The Richard Gilder Center for Science, Education, and Innovation at the American Museum of Natural History invites visitors to share in the excitement of scientific discovery, creating and highlighting connections among the Museum’s exhibits, educational offerings, scientific collections, and research while physically linking the entire Museum campus, which has been built in phases across four city blocks over the course of approximately 150 years.
The 230,000-square-foot project (190,000 square feet of new construction, 40,000 square feet of renovated space) is designed by Studio Gang, the international architecture and urban design practice led by Jeanne Gang.
The Gilder Center’s spectacular design is informed by natural Earth processes of wind and water, which shape landscapes that are exciting to explore. It includes six floors above ground, four of which are open to the public, and one below.

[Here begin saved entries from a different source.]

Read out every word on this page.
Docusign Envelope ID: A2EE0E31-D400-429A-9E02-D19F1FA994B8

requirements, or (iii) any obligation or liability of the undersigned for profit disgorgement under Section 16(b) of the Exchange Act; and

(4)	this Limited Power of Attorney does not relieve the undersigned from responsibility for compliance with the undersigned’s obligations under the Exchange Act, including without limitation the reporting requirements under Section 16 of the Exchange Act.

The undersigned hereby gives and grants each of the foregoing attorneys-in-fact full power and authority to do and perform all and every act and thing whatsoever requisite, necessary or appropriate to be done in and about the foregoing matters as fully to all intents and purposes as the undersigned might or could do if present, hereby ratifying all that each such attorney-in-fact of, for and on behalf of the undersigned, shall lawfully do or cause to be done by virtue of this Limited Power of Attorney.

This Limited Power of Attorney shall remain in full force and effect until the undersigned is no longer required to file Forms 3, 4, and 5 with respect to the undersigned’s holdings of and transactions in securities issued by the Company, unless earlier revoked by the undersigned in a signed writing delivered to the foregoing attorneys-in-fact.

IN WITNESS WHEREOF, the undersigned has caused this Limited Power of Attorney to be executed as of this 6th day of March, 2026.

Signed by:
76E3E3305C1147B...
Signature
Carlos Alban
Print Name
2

The Gilder Center features new exhibition galleries, state-of-the-art classrooms, an immersive science-and-art experience, a redesigned library, and a major collections facility housing millions of specimens and featuring floor-to-ceiling exhibits that reveal the diversity of the Museum’s vast collections. The Gilder Center creates 33 connections among 10 Museum buildings to eliminate dead ends and link the entire campus.
Design Elements & Materials
With the connections created by Studio Gang’s design, the Gilder Center establishes continuous pathways linking the entire campus and enhancing visitor circulation.

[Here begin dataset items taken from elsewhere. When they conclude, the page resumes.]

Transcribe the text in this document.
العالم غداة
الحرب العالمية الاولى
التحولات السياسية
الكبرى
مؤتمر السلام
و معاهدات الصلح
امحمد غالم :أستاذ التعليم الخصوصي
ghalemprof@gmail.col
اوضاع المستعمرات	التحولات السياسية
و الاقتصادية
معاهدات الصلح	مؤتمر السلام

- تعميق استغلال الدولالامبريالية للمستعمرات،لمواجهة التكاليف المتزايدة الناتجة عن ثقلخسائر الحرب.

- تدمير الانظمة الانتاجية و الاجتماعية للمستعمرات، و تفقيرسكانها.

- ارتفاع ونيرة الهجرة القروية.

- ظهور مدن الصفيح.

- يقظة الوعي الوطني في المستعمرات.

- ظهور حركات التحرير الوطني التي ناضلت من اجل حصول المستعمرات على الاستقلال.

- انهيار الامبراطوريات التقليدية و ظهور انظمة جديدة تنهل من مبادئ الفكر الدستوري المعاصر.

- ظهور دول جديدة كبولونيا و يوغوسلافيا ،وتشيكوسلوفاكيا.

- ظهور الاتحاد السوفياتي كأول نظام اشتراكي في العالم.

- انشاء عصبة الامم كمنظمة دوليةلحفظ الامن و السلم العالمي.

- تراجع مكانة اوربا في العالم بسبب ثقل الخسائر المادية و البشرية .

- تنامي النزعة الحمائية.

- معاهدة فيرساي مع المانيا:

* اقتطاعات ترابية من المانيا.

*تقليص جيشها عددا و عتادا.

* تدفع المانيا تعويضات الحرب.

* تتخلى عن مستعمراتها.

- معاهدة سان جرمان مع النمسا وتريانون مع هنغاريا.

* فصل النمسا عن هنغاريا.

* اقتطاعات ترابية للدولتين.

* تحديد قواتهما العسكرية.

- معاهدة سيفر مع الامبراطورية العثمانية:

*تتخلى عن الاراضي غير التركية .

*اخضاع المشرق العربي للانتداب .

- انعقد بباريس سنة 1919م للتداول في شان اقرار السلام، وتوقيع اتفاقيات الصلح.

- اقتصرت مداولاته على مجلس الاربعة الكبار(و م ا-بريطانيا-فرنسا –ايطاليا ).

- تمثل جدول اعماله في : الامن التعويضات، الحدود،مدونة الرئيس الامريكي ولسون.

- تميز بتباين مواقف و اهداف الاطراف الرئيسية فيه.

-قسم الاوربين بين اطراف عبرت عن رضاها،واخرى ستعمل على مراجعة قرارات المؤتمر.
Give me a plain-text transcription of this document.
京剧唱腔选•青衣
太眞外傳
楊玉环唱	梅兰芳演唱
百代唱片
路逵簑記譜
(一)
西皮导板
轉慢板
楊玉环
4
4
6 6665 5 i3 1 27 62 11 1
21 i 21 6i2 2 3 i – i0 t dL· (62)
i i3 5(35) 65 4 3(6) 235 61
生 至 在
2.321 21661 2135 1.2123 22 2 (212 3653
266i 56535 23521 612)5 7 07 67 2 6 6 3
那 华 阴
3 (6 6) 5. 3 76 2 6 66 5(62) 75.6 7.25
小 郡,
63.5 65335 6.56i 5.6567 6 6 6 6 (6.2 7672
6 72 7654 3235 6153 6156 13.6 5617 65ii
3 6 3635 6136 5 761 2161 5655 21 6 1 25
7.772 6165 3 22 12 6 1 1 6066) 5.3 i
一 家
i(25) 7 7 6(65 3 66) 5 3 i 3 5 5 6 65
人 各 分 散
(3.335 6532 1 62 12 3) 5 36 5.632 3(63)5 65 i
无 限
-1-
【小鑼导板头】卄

The Gilder Center’s undulating façade is clad in Milford pink granite—the same stone used for the Museum’s entrance on Central Park West—with rounded windows made of bird-safe fritted glass. The diagonal pattern of the stone panels evokes both the phenomenon of geological layering and the richly textured, coursing surface of the stone masonry on the 77th Street side of the Museum.

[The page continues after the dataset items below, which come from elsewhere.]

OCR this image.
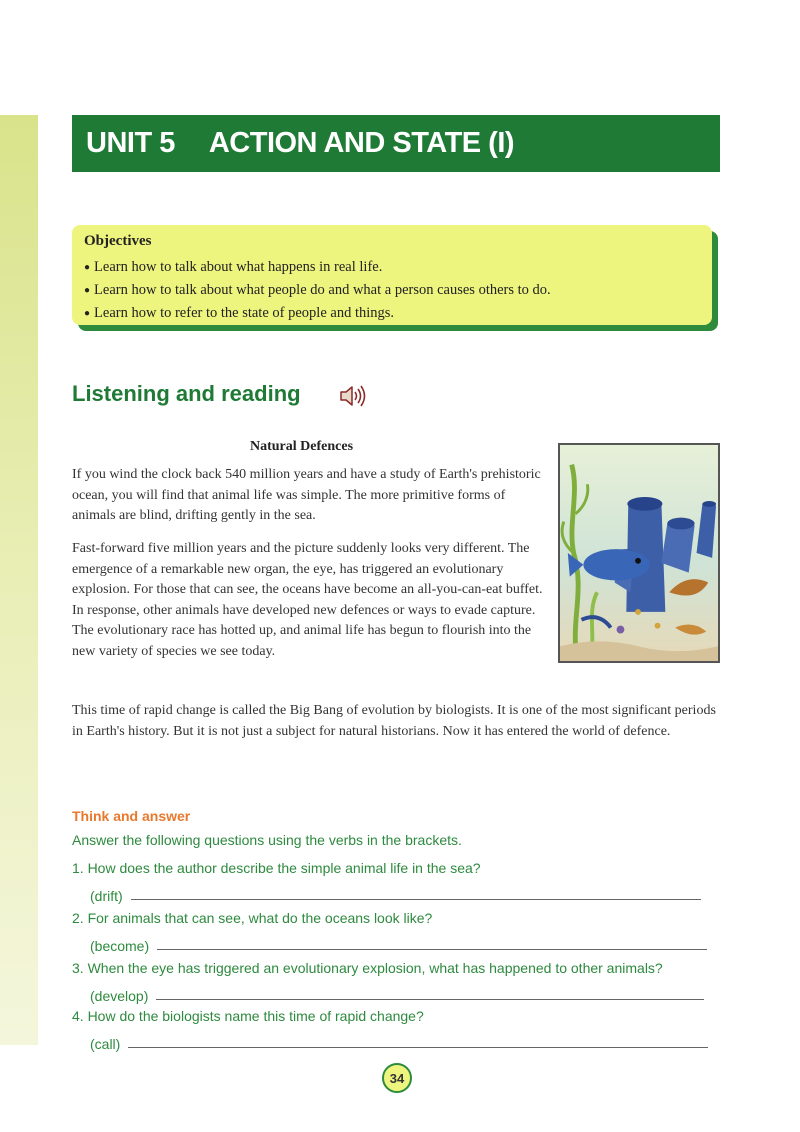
UNIT 5 ACTION AND STATE (I)
Objectives
● Learn how to talk about what happens in real life.
● Learn how to talk about what people do and what a person causes others to do.
● Learn how to refer to the state of people and things.
Listening and reading
Natural Defences

If you wind the clock back 540 million years and have a study of Earth's prehistoric ocean, you will find that animal life was simple. The more primitive forms of animals are blind, drifting gently in the sea.

Fast-forward five million years and the picture suddenly looks very different. The emergence of a remarkable new organ, the eye, has triggered an evolutionary explosion. For those that can see, the oceans have become an all-you-can-eat buffet. In response, other animals have developed new defences or ways to evade capture. The evolutionary race has hotted up, and animal life has begun to flourish into the new variety of species we see today.

This time of rapid change is called the Big Bang of evolution by biologists. It is one of the most significant periods in Earth's history. But it is not just a subject for natural historians. Now it has entered the world of defence.

Think and answer
Answer the following questions using the verbs in the brackets.
1. How does the author describe the simple animal life in the sea?
(drift)
2. For animals that can see, what do the oceans look like?
(become)
3. When the eye has triggered an evolutionary explosion, what has happened to other animals?
(develop)
4. How do the biologists name this time of rapid change?
(call)
34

Visitors coming from Columbus Avenue experience the Gilder Center as a building set in a park, constructed at the same height as the historic Museum buildings that flank it, with flowing, gentle curves. Once inside the Gilder Center, visitors find themselves in the Griffin Atrium, a soaring space that rises to the full height of the building and welcomes natural light through skylight apertures. Design of the space has been informed by studying the ways in which wind and water carve out pathways in rock, as well as the forms that hot water etches in blocks of ice. This space, like much of the Gilder Center, was constructed by spraying structural concrete directly onto rebar without formwork to create a seamless interior of arching walls, bridges, and caverns, which constitutes the structure of the building. The spray technique, known as “shotcrete,” was invented by Museum naturalist and taxidermy artist Carl Akeley. Once sprayed, it is finished by hand, recording the skill of its builders.
The rear (east-facing) elevation is informed by the adjacent Museum buildings and features a high central window that provides additional natural light to the building.
Sustainability
Large skylights introduce daylight deep into the building, while the verticality of the Griffin Atrium acts as a key sustainability feature, bringing air circulation deep into its interior. The HVAC system in the atrium is optimized to provide fresh air to the areas occupied by people. It is highly efficient and leverages the atrium’s uninterrupted height to allow warm air to naturally circulate out of heavily occupied areas.
A high-performance facade with stone cladding, along with deep-set windows and tree shading, will help keep the building naturally cool in summer. The park’s landscape conserves water by integrating native and adaptive vegetation that requires less water and through a highly water-efficient irrigation system. The exterior lighting design minimizes impact on the night sky.
The Museum is targeting LEED (Leadership in Energy and Environmental Design) Gold certification—a globally recognized symbol of sustainability achievement—by deploying a range of strategies to reduce waste and conserve energy.